The word problem for groups was shown unsolvable by (computably) associating to each Turing machine $M$ a finitely presented group $G_{M}$ such that $M$ halts on input word $w$ if and only if $w$ is equivalent to the identity in $G_{M}$. More precisely, let $A_{\text{TM}}$ be the accepting language for Turing machines (also known as the halting set) and let $\text{Ident}$ be the language of words $\langle{G,w}\rangle$ such that $w$ is equivalent to the identity in the group $G$. A computable function $f: A_{\text{TM}} \to \text{Ident}$ was constructed so that $\langle{M,w}\rangle \in A_{\text{TM}}$ $\Longleftrightarrow$ $f(\langle{M, w}\rangle) \in \text{Ident}$. Thus to decide if machine $M$ accepts input $w$ (i.e. if $\langle{M,w}\rangle \in A_{\text{TM}}$), it suffices to compute $f(\langle{M,w}\rangle)$ and decide if that is in $\text{Ident}$. But $A_{\text{TM}}$ is undecidable, so $\text{Ident}$ must also be.

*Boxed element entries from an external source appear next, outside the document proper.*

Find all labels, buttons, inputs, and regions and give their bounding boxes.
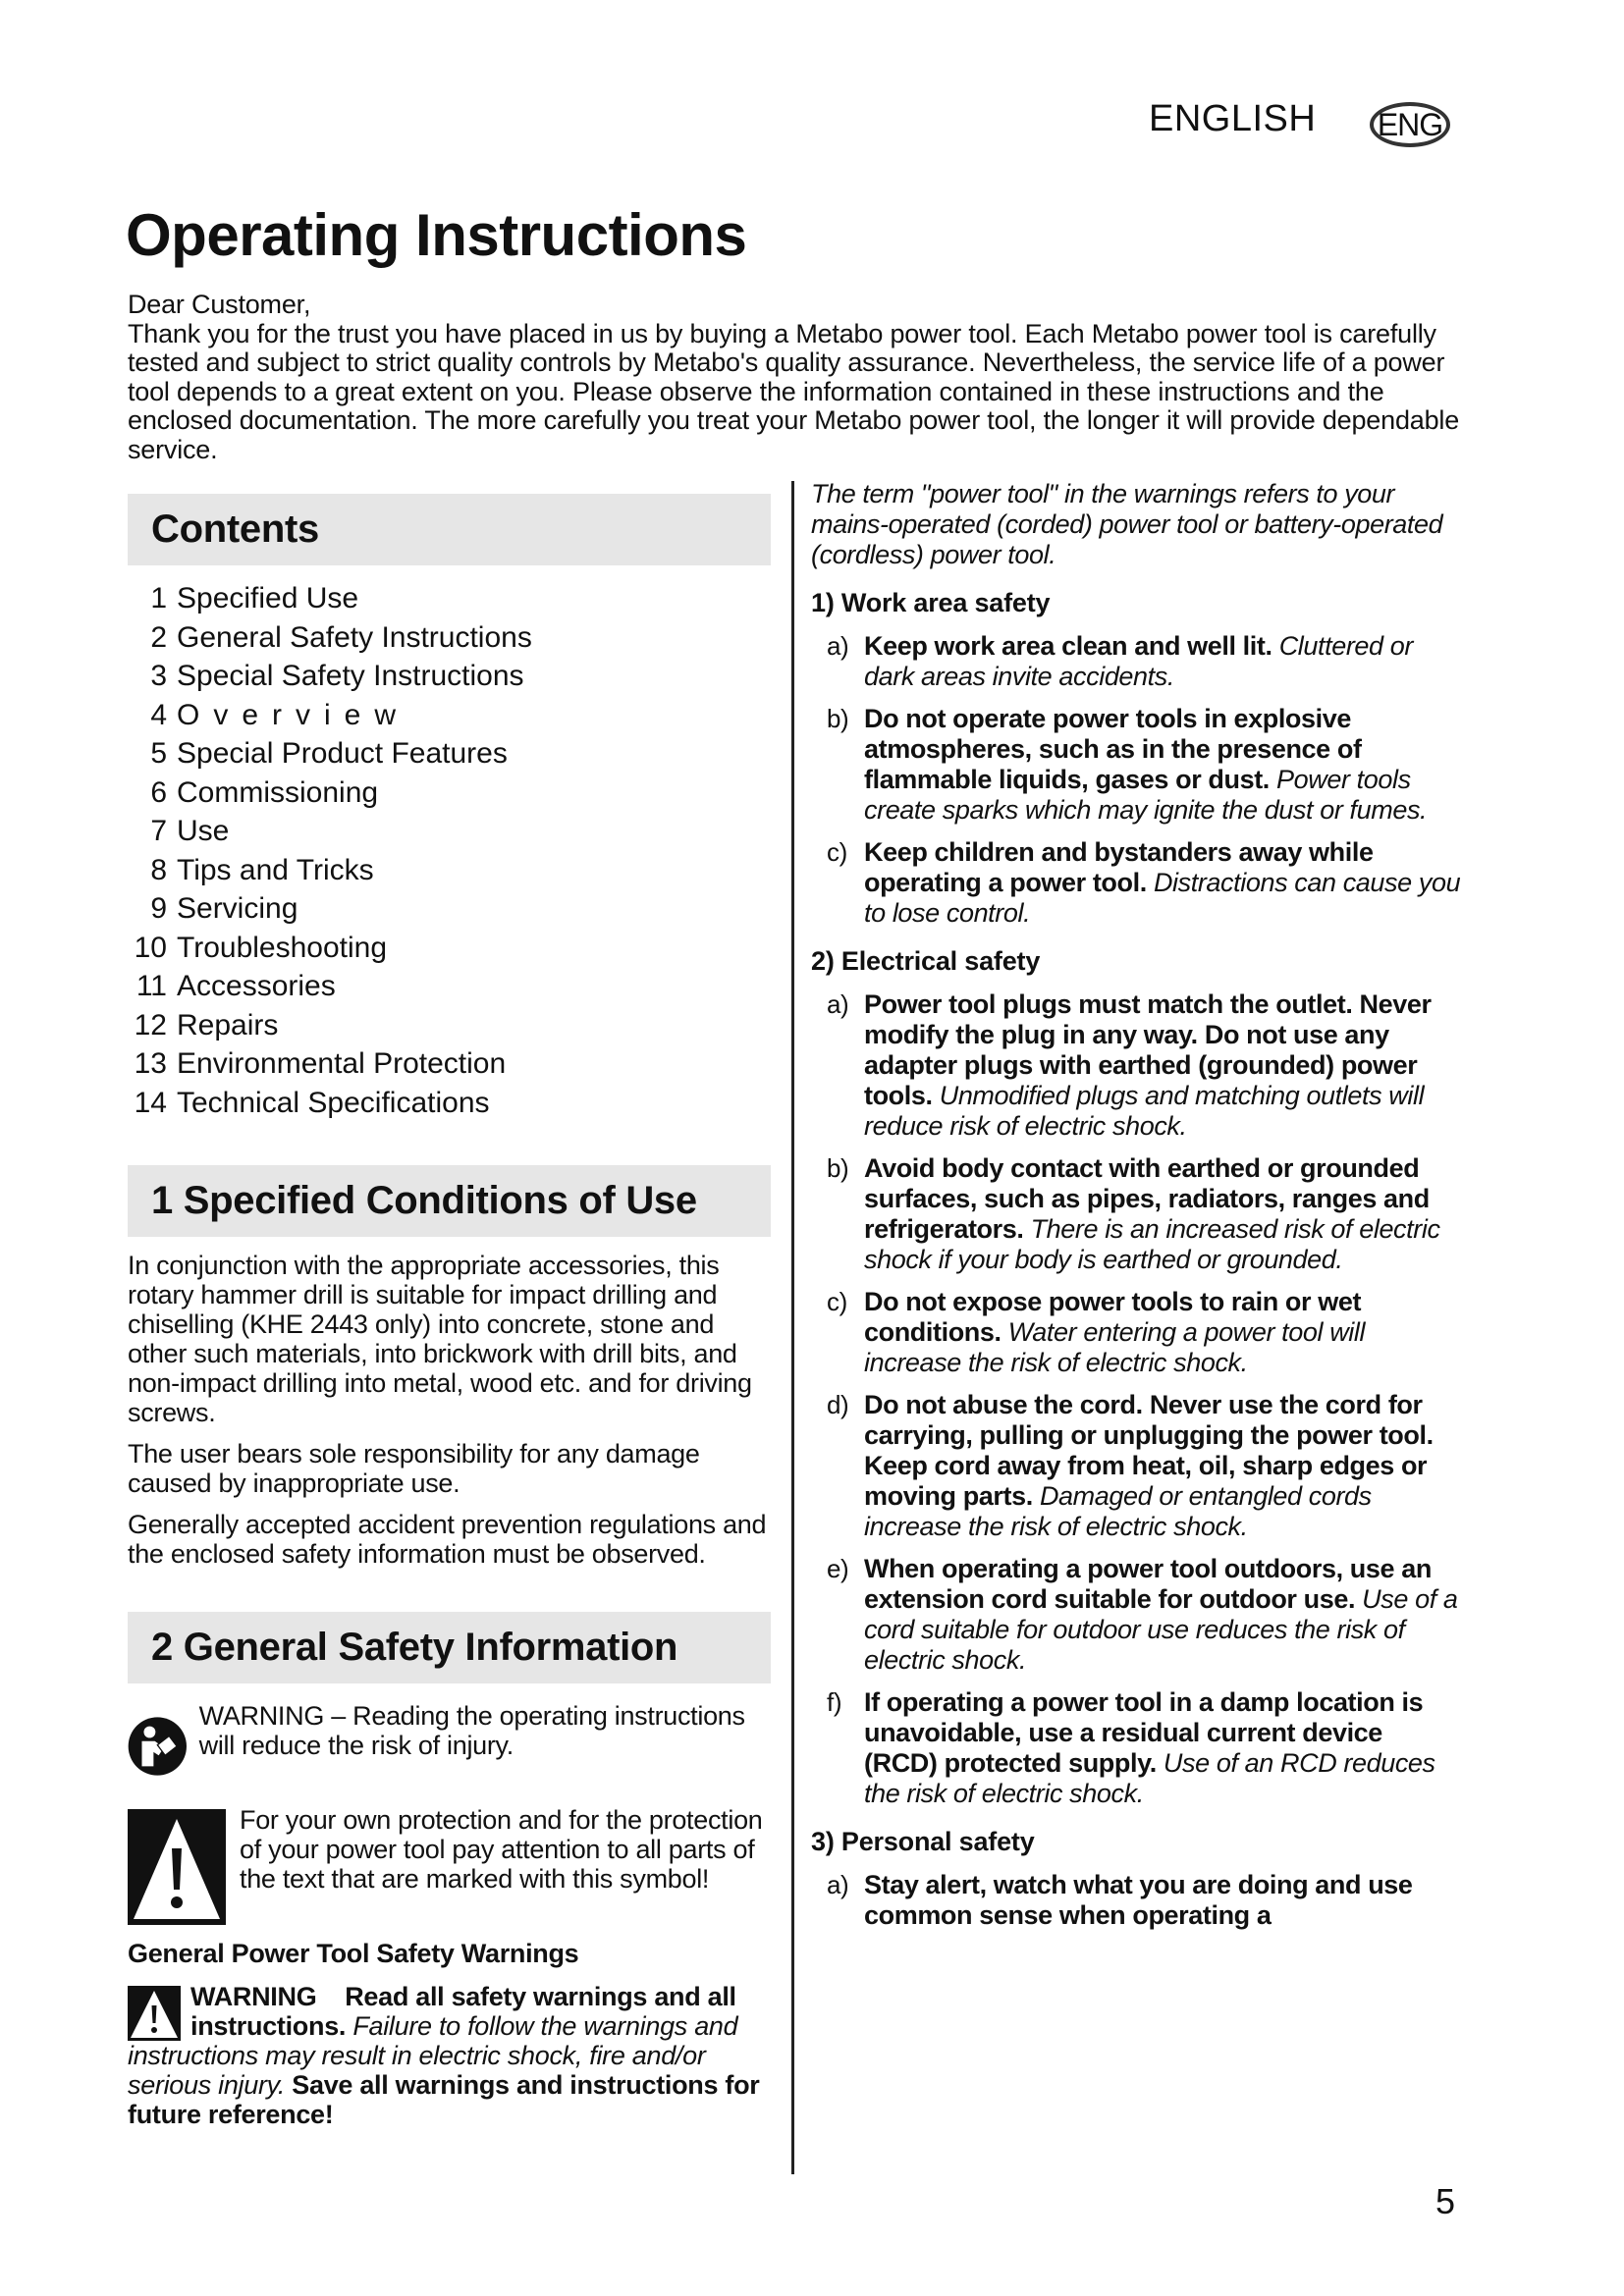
toc-number: 14 [134,1086,167,1119]
safety-section-heading: 1) Work area safety [811,588,1051,617]
read-manual-note [128,1701,771,1791]
symbol-note-text: For your own protection and for the protection of your power tool pay attention to all parts of the text that are marked with this symbol! [240,1805,763,1894]
read-warning-text: WARNING – Reading the operating instructions will reduce the risk of injury. [198,1701,745,1760]
safety-item-label: c) [827,1287,847,1316]
section1-paragraph: Generally accepted accident prevention regulations and the enclosed safety information must be observed. [128,1510,767,1569]
safety-item [811,989,1461,1142]
safety-item-bold: Do not operate power tools in explosive atmospheres, such as in the presence of flammable liquids, gases or dust. [864,704,1362,794]
section1-paragraph: In conjunction with the appropriate accessories, this rotary hammer drill is suitable for impact drilling and chiselling (KHE 2443 only) into concrete, stone and other such materials, into brickwork with drill bits, and non-impact drilling into metal, wood etc. and for driving screws. [128,1251,752,1427]
safety-item-label: e) [827,1554,849,1583]
language-label: ENGLISH [1149,98,1317,139]
toc-item [128,1006,771,1045]
safety-item [811,1870,1461,1931]
toc-label: Troubleshooting [177,931,388,964]
safety-item-bold: Stay alert, watch what you are doing and use common sense when operating a [864,1870,1413,1930]
left-column [128,494,771,2129]
safety-item-label: d) [827,1390,849,1419]
toc-item [128,696,771,735]
safety-item-italic: Water entering a power tool will increase the risk of electric shock. [864,1317,1366,1377]
safety-item-label: b) [827,1153,849,1183]
toc-label: Accessories [177,970,336,1002]
toc-item [128,929,771,968]
toc-number: 3 [150,660,167,692]
safety-item-label: a) [827,1870,849,1899]
safety-item-label: b) [827,704,849,733]
toc-label: Use [177,815,230,847]
toc-label: Special Safety Instructions [177,660,524,692]
safety-item-bold: Keep work area clean and well lit. [864,631,1272,661]
warning-triangle-icon [128,1809,226,1925]
toc-label: Repairs [177,1008,279,1041]
warning-bold-text: Read all safety warnings and all instructions. [190,1982,736,2041]
intro [128,291,1463,464]
safety-item-bold: When operating a power tool outdoors, use an extension cord suitable for outdoor use. [864,1554,1432,1614]
page-title: Operating Instructions [126,202,747,268]
toc-number: 11 [135,970,167,1002]
toc-label: Technical Specifications [177,1086,490,1119]
safety-item-label: c) [827,837,847,867]
toc-label: Special Product Features [177,737,508,770]
save-warnings-text: Save all warnings and instructions for future reference! [128,2070,760,2129]
safety-item-bold: Avoid body contact with earthed or grounded surfaces, such as pipes, radiators, ranges and refrigerators. [864,1153,1430,1244]
safety-item-italic: Distractions can cause you to lose control. [864,868,1461,928]
toc-label: Specified Use [177,582,359,614]
toc-label: Environmental Protection [177,1047,507,1080]
safety-item-italic: Power tools create sparks which may ignite the dust or fumes. [864,765,1428,825]
safety-sections [811,588,1461,1931]
toc-item [128,774,771,813]
toc-number: 1 [150,582,167,614]
section2-heading: 2 General Safety Information [128,1612,771,1683]
toc-number: 7 [150,815,167,847]
section1-heading: 1 Specified Conditions of Use [128,1165,771,1237]
safety-item-bold: Keep children and bystanders away while operating a power tool. [864,837,1374,897]
general-warnings-heading: General Power Tool Safety Warnings [128,1939,579,1968]
safety-item [811,837,1461,929]
symbol-note [128,1805,771,1925]
safety-item-italic: There is an increased risk of electric shock if your body is earthed or grounded. [864,1214,1440,1274]
toc-number: 10 [134,931,167,964]
toc-item [128,734,771,774]
toc-number: 4 [150,698,167,731]
toc-number: 2 [150,620,167,654]
page-number: 5 [1435,2181,1456,2221]
language-badge: ENG [1370,102,1450,147]
power-tool-term-note [811,479,1461,570]
toc-number: 9 [150,892,167,925]
toc-item [128,851,771,890]
safety-item-italic: Unmodified plugs and matching outlets will reduce risk of electric shock. [864,1081,1425,1141]
toc-number: 12 [134,1008,167,1041]
safety-item-italic: Use of an RCD reduces the risk of electric shock. [864,1748,1435,1808]
safety-item [811,1390,1461,1542]
toc-number: 6 [150,775,167,809]
toc-number: 8 [150,853,167,886]
toc-label: General Safety Instructions [177,620,532,654]
toc-number: 13 [134,1047,167,1080]
toc-item [128,1084,771,1123]
toc-label: Commissioning [177,775,379,809]
intro-text: Thank you for the trust you have placed in us by buying a Metabo power tool. Each Metabo power tool is carefully tested and subject to strict quality controls by Metabo's quality assurance. Nevertheless, the service life of a power tool depends to a great extent on you. Please observe the information contained in these instructions and the enclosed documentation. The more carefully you treat your Metabo power tool, the longer it will provide dependable service. [128,318,1460,464]
toc-item [128,889,771,929]
power-tool-term-text: The term "power tool" in the warnings refers to your mains-operated (corded) power tool or battery-operated (cordless) power tool. [811,479,1443,569]
safety-item-label: a) [827,631,849,661]
warning-italic-text: Failure to follow the warnings and instructions may result in electric shock, fire and/or serious injury. [128,2011,738,2100]
salutation: Dear Customer, [128,290,311,319]
warning-triangle-small-icon [128,1986,181,2041]
column-divider [791,481,794,2174]
safety-item [811,1687,1461,1809]
safety-item-italic: Use of a cord suitable for outdoor use reduces the risk of electric shock. [864,1584,1458,1675]
safety-item-italic: Damaged or entangled cords increase the risk of electric shock. [864,1481,1372,1541]
safety-item-italic: Cluttered or dark areas invite accidents. [864,631,1413,691]
safety-item [811,1287,1461,1378]
right-column [811,479,1461,1943]
toc-item [128,812,771,851]
toc-item [128,657,771,696]
toc-item [128,1044,771,1084]
safety-section-heading: 3) Personal safety [811,1827,1035,1856]
safety-item [811,631,1461,692]
toc-label: Overview [177,698,410,731]
safety-item-bold: If operating a power tool in a damp location is unavoidable, use a residual current device (RCD) protected supply. [864,1687,1424,1778]
safety-item-bold: Power tool plugs must match the outlet. Never modify the plug in any way. Do not use any adapter plugs with earthed (grounded) power tools. [864,989,1432,1110]
safety-item-label: f) [827,1687,842,1717]
section1-body [128,1251,771,1569]
safety-item [811,704,1461,826]
read-manual-icon [128,1701,188,1791]
toc-item [128,579,771,618]
safety-item [811,1153,1461,1275]
contents-heading: Contents [128,494,771,565]
safety-item-label: a) [827,989,849,1019]
safety-item-bold: Do not expose power tools to rain or wet conditions. [864,1287,1362,1347]
section1-paragraph: The user bears sole responsibility for any damage caused by inappropriate use. [128,1439,700,1498]
safety-item [811,1554,1461,1676]
table-of-contents [128,579,771,1122]
toc-item [128,967,771,1006]
warning-label: WARNING [190,1982,317,2011]
toc-number: 5 [150,737,167,770]
safety-item-bold: Do not abuse the cord. Never use the cord for carrying, pulling or unplugging the power tool. Keep cord away from heat, oil, sharp edges or moving parts. [864,1390,1434,1511]
toc-item [128,618,771,658]
safety-section-heading: 2) Electrical safety [811,946,1041,976]
toc-label: Servicing [177,892,298,925]
toc-label: Tips and Tricks [177,853,374,886]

However, this argument wouldn't work if we only had $\langle{M,w}\rangle \in A_{\text{TM}}$ $\Longrightarrow$ $f(\langle{M, w}\rangle) \in \text{Ident}$, because then, as Gadi and Carl pointed out, even if we could decide if $f(\langle{M,w}\rangle) \in \text{Ident}$, it would give us no information about whether or not $\langle{M,w}\rangle \in A_{\text{TM}}$ because in the case where $f(\langle{M,w}\rangle) \in \text{Ident}$ holds, we could still have $\langle{M,w}\rangle \notin A_{\text{TM}}$.
It is worth noting that, conversely, if we only had $\langle{M,w}\rangle \in A_{\text{TM}}$ $\Longleftarrow$ $f(\langle{M, w}\rangle) = \langle{G, w}\rangle \in \text{Ident}$, the case where $f(\langle{M,w}\rangle) \notin \text{Ident}$ gives no information.